Monday, January 4, 2010

MJ's top books of 2009

We've been really busy at the library already in the new year, and Amy over on Library Ninja helpfully suggested that I might want to list my top five books that I read last year--trying to keep my choices actually published in the past year. So hear they are in reverse chronologically read order (I can't choose in order of favorites).

The Magicians
by Lev Grossman

In the spirit of taking my own advice from this blog, I continue to check NPR books out and read them. This time I grabbed this right before my Christmas vacation because it was billed as a "Harry Potter for adults". The author sort of melds the school vibe of HP with the magical traveling to a Narnia like place in the second half of the book. What struck me most about the book was how the author described most books about magic. They are definitely escapist, but what if magic didn't make you able to escape a dull and dreary life? Maybe no matter how interesting your life is, you've got to learn to deal with the mundane aspects.

Peter and Max
Bill Willingham

I don't read many fantasy books, so as I'm looking down my list of choices I find it odd that 3 out of 5 can definitely be considered in the fantasy realm. Peter and Max is the first hardcover book version of the award winning Fables comic book series. The Fables in the book are ones that are familiar to lovers of fairy tales--the Big Bad Wolf (now reformed and married to Snow White), Little Bo Peep (who lost it all escaping from an invasion of their homelands), and the protagonists of the story Peter and Max Piper; respectively Peter Piper and the Pied Piper. There is no need to read the comic books before reading this book--I honestly think it might detract from the book since I was expecting more characters from the comics to show up. But I loved Willingham's prose so much so that I want more Fables in this text format of lush and vibrant wordplay.

Hands of My Father
Myron Uhlberg

I read this for our Southwest morning book group and I loved this non-fiction book about growing up in the depression with parents that are deaf. He describes 1930s New York and makes me feel if I was there with him while he is helping take care of his seizure-ridden brother and while he is listening to boxing matches over the radio.
Dead and Gone 
Charlaine Harris

For my final of my fantasy books, I give you a mystery/fantasy mixed together. After I wrote a blog post in the summer about werewolves, I promptly went back and read a couple of vampire books--among these, the Sookie Stackhouse books.

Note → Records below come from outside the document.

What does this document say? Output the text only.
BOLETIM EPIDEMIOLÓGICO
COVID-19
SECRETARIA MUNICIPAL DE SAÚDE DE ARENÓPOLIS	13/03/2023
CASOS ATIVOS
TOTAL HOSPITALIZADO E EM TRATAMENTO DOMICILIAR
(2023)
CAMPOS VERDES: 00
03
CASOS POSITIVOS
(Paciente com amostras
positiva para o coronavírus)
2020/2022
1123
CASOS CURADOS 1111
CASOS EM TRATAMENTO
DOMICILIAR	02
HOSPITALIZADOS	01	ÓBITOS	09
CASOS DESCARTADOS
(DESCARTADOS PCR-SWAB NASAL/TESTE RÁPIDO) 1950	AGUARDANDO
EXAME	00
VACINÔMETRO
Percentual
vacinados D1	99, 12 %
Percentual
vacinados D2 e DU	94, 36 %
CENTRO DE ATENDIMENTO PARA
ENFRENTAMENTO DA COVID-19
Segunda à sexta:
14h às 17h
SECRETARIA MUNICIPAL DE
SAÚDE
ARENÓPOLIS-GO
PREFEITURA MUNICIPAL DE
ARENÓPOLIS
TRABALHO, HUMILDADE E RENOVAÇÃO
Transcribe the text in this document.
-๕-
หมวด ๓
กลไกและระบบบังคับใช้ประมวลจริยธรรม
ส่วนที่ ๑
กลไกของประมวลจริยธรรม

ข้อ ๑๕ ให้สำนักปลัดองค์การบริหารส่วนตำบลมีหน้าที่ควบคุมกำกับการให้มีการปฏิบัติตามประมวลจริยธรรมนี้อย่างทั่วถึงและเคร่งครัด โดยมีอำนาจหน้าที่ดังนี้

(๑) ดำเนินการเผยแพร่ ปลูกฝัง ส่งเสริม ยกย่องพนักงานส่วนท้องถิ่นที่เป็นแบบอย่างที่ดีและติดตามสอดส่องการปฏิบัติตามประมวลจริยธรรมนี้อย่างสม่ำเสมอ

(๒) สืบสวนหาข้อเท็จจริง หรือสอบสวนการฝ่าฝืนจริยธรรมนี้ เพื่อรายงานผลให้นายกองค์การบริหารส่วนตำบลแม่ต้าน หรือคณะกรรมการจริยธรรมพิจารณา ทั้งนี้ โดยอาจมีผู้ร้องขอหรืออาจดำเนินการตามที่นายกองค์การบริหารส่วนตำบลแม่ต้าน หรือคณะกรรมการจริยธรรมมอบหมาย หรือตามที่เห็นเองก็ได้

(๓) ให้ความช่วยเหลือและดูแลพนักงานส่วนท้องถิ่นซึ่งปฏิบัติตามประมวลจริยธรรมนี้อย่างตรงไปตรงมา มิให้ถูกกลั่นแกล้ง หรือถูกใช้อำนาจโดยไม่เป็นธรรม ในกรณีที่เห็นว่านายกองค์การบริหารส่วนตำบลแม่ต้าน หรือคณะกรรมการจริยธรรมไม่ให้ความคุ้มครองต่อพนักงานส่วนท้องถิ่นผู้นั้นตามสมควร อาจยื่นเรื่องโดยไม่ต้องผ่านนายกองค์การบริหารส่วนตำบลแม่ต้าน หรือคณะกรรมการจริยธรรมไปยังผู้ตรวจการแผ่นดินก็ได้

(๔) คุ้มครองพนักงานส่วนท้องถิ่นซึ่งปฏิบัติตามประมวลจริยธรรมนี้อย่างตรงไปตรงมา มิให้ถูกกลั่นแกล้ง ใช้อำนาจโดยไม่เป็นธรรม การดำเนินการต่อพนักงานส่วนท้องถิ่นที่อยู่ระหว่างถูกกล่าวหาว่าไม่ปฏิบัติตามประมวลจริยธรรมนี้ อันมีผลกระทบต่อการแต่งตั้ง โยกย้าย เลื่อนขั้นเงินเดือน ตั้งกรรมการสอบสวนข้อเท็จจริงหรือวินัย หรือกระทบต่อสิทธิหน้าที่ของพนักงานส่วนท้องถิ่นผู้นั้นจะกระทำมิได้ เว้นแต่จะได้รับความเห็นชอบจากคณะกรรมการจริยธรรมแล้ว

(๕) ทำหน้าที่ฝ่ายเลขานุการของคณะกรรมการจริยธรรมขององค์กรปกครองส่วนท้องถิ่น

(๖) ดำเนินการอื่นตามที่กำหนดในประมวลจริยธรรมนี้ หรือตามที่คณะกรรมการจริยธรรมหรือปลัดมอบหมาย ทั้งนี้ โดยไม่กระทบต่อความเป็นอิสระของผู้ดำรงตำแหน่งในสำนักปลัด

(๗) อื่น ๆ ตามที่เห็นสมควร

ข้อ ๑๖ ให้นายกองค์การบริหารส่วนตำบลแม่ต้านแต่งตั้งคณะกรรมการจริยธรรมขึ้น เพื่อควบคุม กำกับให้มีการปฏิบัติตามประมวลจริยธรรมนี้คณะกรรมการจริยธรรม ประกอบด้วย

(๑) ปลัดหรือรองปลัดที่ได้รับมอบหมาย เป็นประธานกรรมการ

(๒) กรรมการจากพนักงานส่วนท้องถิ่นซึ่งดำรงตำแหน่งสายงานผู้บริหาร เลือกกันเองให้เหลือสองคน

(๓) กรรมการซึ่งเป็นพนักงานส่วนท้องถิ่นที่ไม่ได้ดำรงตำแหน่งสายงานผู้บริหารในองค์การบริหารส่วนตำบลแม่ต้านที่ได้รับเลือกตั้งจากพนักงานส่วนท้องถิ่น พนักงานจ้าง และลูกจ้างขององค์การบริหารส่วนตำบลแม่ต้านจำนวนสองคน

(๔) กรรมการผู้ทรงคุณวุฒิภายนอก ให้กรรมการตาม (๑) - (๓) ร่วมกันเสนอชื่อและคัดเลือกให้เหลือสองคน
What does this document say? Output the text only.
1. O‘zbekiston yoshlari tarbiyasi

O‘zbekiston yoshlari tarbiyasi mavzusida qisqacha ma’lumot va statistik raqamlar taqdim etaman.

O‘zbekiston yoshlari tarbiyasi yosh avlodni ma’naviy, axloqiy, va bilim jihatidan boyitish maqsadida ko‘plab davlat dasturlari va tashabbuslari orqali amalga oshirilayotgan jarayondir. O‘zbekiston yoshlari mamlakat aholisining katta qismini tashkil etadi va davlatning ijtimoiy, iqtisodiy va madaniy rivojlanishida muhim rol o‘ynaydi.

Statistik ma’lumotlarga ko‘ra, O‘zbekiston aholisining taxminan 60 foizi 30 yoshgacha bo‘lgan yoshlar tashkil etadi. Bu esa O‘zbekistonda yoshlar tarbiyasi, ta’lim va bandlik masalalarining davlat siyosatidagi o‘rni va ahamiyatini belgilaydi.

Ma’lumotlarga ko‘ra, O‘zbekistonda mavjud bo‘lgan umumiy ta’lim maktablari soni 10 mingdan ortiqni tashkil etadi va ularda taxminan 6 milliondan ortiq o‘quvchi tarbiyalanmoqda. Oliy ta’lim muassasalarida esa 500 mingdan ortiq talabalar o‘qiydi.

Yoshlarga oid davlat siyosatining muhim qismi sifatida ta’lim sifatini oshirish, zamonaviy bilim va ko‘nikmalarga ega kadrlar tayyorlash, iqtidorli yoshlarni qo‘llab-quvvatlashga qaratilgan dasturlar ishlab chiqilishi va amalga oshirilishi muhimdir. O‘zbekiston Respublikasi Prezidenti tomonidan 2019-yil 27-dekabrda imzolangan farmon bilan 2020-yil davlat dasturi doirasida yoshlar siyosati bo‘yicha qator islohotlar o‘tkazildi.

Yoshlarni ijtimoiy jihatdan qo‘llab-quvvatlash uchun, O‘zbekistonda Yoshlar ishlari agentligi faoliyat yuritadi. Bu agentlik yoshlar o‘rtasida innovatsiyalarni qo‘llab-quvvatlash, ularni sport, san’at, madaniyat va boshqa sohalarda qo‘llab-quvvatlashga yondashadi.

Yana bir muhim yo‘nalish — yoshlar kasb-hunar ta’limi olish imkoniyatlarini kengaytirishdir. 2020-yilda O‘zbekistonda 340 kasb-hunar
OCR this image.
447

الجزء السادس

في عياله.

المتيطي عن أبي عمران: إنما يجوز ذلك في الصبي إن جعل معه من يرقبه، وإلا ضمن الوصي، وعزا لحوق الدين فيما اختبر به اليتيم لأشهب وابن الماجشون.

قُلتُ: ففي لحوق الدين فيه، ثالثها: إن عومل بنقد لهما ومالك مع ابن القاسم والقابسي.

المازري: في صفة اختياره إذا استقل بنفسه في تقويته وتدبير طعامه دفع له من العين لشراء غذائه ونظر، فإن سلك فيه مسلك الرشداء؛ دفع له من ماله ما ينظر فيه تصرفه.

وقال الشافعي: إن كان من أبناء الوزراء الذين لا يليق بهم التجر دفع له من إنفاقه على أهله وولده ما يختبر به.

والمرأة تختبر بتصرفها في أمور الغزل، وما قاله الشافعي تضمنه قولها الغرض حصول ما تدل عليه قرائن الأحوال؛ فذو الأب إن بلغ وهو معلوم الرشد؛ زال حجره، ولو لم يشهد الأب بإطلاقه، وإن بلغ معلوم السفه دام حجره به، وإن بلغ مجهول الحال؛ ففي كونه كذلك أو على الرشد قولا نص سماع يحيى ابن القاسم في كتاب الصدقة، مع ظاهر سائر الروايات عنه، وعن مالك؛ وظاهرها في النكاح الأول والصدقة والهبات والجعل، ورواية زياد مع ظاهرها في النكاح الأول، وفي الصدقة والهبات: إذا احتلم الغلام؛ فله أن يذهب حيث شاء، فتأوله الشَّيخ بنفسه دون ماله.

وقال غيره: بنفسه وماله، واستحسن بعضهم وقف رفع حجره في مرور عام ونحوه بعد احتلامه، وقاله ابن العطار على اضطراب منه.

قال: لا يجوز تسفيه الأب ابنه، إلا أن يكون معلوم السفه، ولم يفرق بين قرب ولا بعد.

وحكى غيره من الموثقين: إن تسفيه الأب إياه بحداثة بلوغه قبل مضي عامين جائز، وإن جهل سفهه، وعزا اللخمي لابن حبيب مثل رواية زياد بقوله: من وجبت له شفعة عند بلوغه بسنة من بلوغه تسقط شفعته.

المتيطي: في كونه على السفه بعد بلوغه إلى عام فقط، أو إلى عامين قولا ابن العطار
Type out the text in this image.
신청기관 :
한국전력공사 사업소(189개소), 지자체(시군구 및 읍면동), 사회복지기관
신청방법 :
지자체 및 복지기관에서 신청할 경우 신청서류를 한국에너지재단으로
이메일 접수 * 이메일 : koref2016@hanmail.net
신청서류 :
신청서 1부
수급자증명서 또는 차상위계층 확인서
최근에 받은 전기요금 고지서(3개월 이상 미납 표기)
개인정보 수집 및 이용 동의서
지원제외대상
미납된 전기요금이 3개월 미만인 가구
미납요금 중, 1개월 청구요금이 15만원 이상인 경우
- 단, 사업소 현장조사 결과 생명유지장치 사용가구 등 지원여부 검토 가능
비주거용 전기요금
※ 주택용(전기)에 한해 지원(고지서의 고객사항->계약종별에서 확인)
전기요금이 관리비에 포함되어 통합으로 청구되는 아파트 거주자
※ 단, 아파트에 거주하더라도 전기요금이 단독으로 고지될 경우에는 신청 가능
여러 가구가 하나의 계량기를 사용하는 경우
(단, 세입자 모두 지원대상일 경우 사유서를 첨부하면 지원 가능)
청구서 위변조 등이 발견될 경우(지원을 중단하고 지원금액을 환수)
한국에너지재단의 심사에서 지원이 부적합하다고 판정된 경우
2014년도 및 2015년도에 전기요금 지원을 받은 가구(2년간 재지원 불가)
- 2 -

I loved them all and even went on to check out the True Blood series based on the books. What I think I like the best about her books is that the vampires aren't "other". They live in the world just like us and while they might have different problems, they still have problems I can understand--not big fantastical wars or cabals (just small skirmishes). In fact because I started to like the mystery parts of the books as much as the sexy vampire parts, I started reading J.D. Robb's (Nora Robert's) In Death series.
Free Range Kids
Lenore Skenazy

My life changing book! I first heard about Lenore when she was "America's worst mom" (google it!) when she let her elementary school child ride the subway one stop while she walked along topside to pick him up. Since the uproar, she's written a book and has a blog chronicaling this year's "contenders" for worst mom as well as things children aren't allowed to do any more. My favorite recent incident was when a girl was suspended from school for bringing peppermint oil to flavor her and her friends water (its an "over the counter substance"). While some of the incidents are amusing, her main point is completely serious--from her blog
Any kid killed is a horrible tragedy. It makes my stomach plunge to even think about it. But when the numbers are about 50 kids in a country of 300 million, it’s also a very random, rare event. It is far more rare, for instance, than dying from a fall off the bed or other furniture. So should we, for safety’s sake, all start sleeping on the floor?
The book has the statistics to back her facts up and even if I still won't let my kids play in the front yard (more so they won't run in the street), Lenore has opened my eyes and countless other parents to the idea that maybe they won't try to poke their eyes out on everything.